Part of the reason for these curious election results, of course, could be summed up in one simple, declarative sentence, if one is willing to risk ridicule for making the ultimate facile observation: We're simply a nation with just enough useless idiots so that common sense doesn't always carry and save the day.
In the case of Watergate, Republicans became a four letter word during the '76 elections yet we forgave quickly enough to vault into the Oval Office a former B actor who wanted to rattle his rusty saber at Russia at a time when Carter was making great strides toward establishing peace. Whatever gains Carter had made between Sadat and Begin at Camp David was immediately swept away and then some when those hostages were taken at Tehran.
Americans had forgotten the object lesson given to them by Nixonian Republicans: That Republicans simply cannot be trusted, that their primary usefulness is in providing a necessary check and balance to the liberal excesses in Congress and as a reminder of how our government will be run some day if the Nixonian Republicans mutate and dominate both Congress and the White House at the same time.
To this day, Reagan remains the Teflon President, since even the scandal of Iran-Contra still doesn't stick to him and the capricious tarring and feathering of posterity still hasn't come close to giving the Great Communicator his much-deserved comeuppance. It's as if Reagan's senility was communicable because we don't seem to be able to recall that Reagan's Voodoo Economics of over a quarter of a century ago was actually the ignition point of the economic fire that we're vainly trying to beat out today. We've not only forgiven Reagan for his own excesses but our collective gray matter has gone as blank as Reagan's during his Iran-Contra Congressional testimony in 1986.

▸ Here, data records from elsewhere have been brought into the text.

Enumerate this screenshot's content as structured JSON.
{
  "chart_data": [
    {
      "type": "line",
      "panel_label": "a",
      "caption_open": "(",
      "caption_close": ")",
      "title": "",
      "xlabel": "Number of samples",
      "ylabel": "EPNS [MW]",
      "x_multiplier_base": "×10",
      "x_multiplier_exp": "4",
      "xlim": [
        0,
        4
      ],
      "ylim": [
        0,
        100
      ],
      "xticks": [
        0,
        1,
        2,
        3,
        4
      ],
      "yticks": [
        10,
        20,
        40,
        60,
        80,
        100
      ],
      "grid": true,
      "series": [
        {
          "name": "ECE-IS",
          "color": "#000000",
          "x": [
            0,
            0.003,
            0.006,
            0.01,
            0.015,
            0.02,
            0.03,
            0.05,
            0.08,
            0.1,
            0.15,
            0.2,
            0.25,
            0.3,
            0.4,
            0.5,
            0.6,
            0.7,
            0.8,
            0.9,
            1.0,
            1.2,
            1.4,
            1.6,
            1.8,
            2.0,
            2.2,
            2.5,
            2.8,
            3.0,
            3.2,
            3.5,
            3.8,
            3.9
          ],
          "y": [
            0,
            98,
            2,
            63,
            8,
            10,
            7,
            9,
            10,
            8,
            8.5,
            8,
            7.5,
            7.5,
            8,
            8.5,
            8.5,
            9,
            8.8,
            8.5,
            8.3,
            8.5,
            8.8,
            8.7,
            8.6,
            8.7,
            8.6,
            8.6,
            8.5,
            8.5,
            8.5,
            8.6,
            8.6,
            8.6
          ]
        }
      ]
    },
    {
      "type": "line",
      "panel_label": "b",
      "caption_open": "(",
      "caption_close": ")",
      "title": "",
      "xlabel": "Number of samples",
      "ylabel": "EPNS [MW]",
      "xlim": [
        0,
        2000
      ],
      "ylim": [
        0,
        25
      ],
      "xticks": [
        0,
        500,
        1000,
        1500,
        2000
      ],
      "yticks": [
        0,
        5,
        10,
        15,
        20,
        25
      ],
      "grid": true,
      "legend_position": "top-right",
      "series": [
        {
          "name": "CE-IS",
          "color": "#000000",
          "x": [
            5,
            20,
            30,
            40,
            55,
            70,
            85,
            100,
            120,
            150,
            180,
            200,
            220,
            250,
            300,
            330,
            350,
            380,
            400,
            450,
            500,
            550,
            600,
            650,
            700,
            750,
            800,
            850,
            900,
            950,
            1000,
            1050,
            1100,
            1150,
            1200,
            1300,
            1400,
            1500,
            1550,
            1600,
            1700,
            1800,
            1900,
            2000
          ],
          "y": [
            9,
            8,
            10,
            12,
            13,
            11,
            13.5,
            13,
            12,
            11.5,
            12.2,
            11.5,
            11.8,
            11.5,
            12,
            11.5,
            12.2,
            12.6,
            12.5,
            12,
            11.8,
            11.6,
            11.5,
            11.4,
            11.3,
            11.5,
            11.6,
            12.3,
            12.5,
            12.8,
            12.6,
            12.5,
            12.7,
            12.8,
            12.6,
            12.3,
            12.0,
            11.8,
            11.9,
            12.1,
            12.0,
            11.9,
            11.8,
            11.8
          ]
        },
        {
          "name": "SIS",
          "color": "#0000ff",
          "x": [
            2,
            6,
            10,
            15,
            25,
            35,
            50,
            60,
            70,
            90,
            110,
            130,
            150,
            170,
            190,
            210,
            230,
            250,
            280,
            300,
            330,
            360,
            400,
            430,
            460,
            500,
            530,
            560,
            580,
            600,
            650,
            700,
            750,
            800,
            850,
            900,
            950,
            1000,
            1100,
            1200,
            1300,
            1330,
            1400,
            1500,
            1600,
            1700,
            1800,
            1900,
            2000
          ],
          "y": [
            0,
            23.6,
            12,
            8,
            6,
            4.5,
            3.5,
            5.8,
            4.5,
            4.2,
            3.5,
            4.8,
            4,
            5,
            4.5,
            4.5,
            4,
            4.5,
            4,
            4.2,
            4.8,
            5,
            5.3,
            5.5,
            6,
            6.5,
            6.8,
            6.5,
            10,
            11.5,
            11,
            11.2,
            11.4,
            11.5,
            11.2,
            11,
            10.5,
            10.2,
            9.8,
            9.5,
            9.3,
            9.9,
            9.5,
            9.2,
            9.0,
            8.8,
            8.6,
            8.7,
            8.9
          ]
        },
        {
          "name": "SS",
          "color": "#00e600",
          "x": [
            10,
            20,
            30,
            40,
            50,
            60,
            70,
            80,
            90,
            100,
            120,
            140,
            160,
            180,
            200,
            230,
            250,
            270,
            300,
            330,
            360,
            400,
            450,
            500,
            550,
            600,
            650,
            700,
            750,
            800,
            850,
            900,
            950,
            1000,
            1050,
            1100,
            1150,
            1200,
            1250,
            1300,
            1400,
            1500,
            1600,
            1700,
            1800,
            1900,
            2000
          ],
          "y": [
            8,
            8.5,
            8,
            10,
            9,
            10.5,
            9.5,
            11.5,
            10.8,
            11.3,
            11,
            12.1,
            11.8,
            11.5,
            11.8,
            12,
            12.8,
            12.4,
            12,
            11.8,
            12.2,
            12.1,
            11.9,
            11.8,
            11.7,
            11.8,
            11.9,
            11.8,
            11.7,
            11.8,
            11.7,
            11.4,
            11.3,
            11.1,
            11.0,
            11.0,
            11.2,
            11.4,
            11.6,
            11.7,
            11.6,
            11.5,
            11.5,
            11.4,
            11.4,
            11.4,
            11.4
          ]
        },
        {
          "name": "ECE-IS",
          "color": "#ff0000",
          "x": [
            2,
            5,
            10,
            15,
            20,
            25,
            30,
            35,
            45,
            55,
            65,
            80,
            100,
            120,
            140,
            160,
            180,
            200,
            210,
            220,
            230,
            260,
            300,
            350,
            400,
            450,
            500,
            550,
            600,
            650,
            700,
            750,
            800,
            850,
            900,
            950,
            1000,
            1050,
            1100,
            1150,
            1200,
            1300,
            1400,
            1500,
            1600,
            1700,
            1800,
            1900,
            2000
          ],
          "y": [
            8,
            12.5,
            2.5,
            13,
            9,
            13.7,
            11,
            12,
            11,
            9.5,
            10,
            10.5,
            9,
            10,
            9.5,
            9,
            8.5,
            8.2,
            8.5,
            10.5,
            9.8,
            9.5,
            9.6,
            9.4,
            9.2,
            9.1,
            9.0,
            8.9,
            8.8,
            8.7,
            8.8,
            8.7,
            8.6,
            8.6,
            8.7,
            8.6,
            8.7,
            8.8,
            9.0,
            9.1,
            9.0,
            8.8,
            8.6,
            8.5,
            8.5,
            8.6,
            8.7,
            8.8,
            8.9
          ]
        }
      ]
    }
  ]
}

Americans are too quick to forgive Republicans for even the most heinous of crimes against humanity and common sense and too quick to condemn Democrats for far lesser crimes. Just when the Republican party gives us a useful idiot like Reagan or Bush and especially Bush II, some of us still hope that it will finally serve this time as a lesson in knowing what you're getting into bed with when we vote for Republicans.
The '06 midterms and the '08 general election that saw even more Republicans getting swept out of office and the election of our nation's first African American president was the loudest declaration since the post-Watergate elections of '76 of an unwillingness to tolerate high crimes and misdemeanors and abuse of power.
Yet Bush and Cheney never once came close to impeachment (and people were hung after Nuremberg for committing lesser crimes than those two) and Democrats we're seeing today are to blame for that. Even if they suddenly grew backbones and started doing the right things for a change and kicked lobbyists and special interest groups out of their offices en masse, would that be good enough to satisfy a fickle public that will once again crave change at any cost?